Le bilan de l’intervention américaine en Irak est-il plus positif que négatif ?

Il y a eu des éléments positifs. C’est d’abord et avant tout la chute d’une dictature. Ensuite, et de manière paradoxale, le conflit en Irak a établi le caractère illusoire d’imposer une issue politique par la force. La démocratie ne s’impose pas par les armes. Les projets des néoconservateurs ont été remis dans les bibliothèques des idéologues. Il y a d’autre part nombre d’aspects qui sont beaucoup plus négatifs. Le bilan humain est d’abord dramatique. Plus de 4 000 soldats tués en Irak du côté américain. Il faut y ajouter des dizaines de milliers de blessés, ainsi qu’un taux de suicide particulièrement élevé. Et pour tout ce qui relève du “post traumatic stress disorder”, une notion qu’on connaît bien depuis la guerre du Vietnam, on peut estimer que 300 000 soldats ont été atteints par ce syndrome. Le bilan financier est aussi terriblement négatif. Plus de 800 milliards de dollars ont été consacrés pour cette guerre par le budget américain et pour le résultat obtenu, c’est cher payé. Son impact sur l’instabilité économique qu’on connaît est lié à ces dépenses.

Et du côté irakien ?

Les chiffres sont plus difficiles à établir, mais on estime à 600 000 le nombre de victimes irakiennes, auxquelles il faut ajouter plusieurs millions de personnes déplacées à l’intérieur ou à l’extérieur du pays.

L’image des Etats-Unis n’a-t-elle pas été dégradée ?

Si. Les images d’Abou Ghraib comme celles de Guantanamo ont beaucoup affecté la crédibilité américaine sur la scène internationale.
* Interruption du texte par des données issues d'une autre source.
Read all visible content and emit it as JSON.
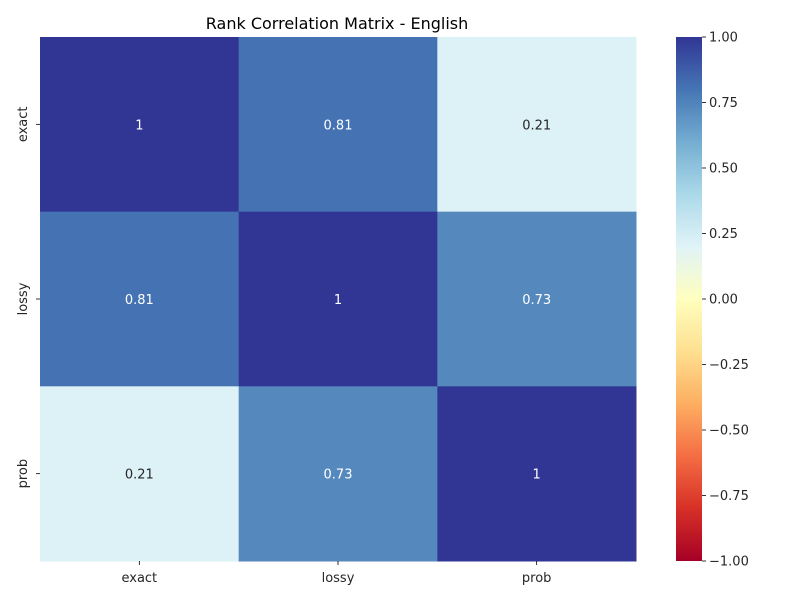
{
  "chart_data": {
    "type": "heatmap",
    "title": "Rank Correlation Matrix - English",
    "x_categories": [
      "exact",
      "lossy",
      "prob"
    ],
    "y_categories": [
      "exact",
      "lossy",
      "prob"
    ],
    "values": [
      [
        1,
        0.81,
        0.21
      ],
      [
        0.81,
        1,
        0.73
      ],
      [
        0.21,
        0.73,
        1
      ]
    ],
    "value_labels": [
      [
        "1",
        "0.81",
        "0.21"
      ],
      [
        "0.81",
        "1",
        "0.73"
      ],
      [
        "0.21",
        "0.73",
        "1"
      ]
    ],
    "colorbar": {
      "colormap": "RdYlBu",
      "vmin": -1.0,
      "vmax": 1.0,
      "tick_values": [
        1.0,
        0.75,
        0.5,
        0.25,
        0.0,
        -0.25,
        -0.5,
        -0.75,
        -1.0
      ],
      "tick_labels": [
        "1.00",
        "0.75",
        "0.50",
        "0.25",
        "0.00",
        "−0.25",
        "−0.50",
        "−0.75",
        "−1.00"
      ]
    }
  }
}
Dès 2002, Barack Obama avait pris position de manière virulente contre le lancement de cette guerre, alors qu’il existait un consensus favorable à l’intervention. Je voudrais aussi insister sur la perte de temps qu’a occasionnée cette intervention sur le dossier israélo-palestinien, aujourd’hui en perdition. Or, pour l’avenir de la région et la stabilité mondiale, on ne peut que le déplorer.

Est-ce qu’aujourd’hui l’Irak est stabilisé ?

Les informations dont on dispose sur les attentats et les violences ne donnent pas l’impression que la stabilisation soit un processus engagé. Au contraire, cette guerre a avivé un certain nombre de fractures dans la société irakienne.

Cette intervention, et ses échecs, vont-ils amener les Etats-Unis à se désengager du statut de “gendarme du monde” ?

C’est un statut qu’ils n’ont jamais revendiqué de manière officielle. Ceci étant dit, si on prend la situation qui était celle du début de l’année 2001, à l’arrivée de Bush, et celle prévalant 10 ans plus tard, la combinaison des guerres d’Irak et d’Afghanistan a déstabilisé le potentiel militaire américain ainsi que la crédibilité internationale des Etats-Unis. Et donc la capacité d’action des Etats-Unis s’est amoindrie. Pendant ce temps-là, le reste du monde a évolué, un certain nombre de puissances ont émergé, et la position des Etats-Unis s’est affaiblie malgré les tentatives de l’administration actuelle en termes internes et internationaux.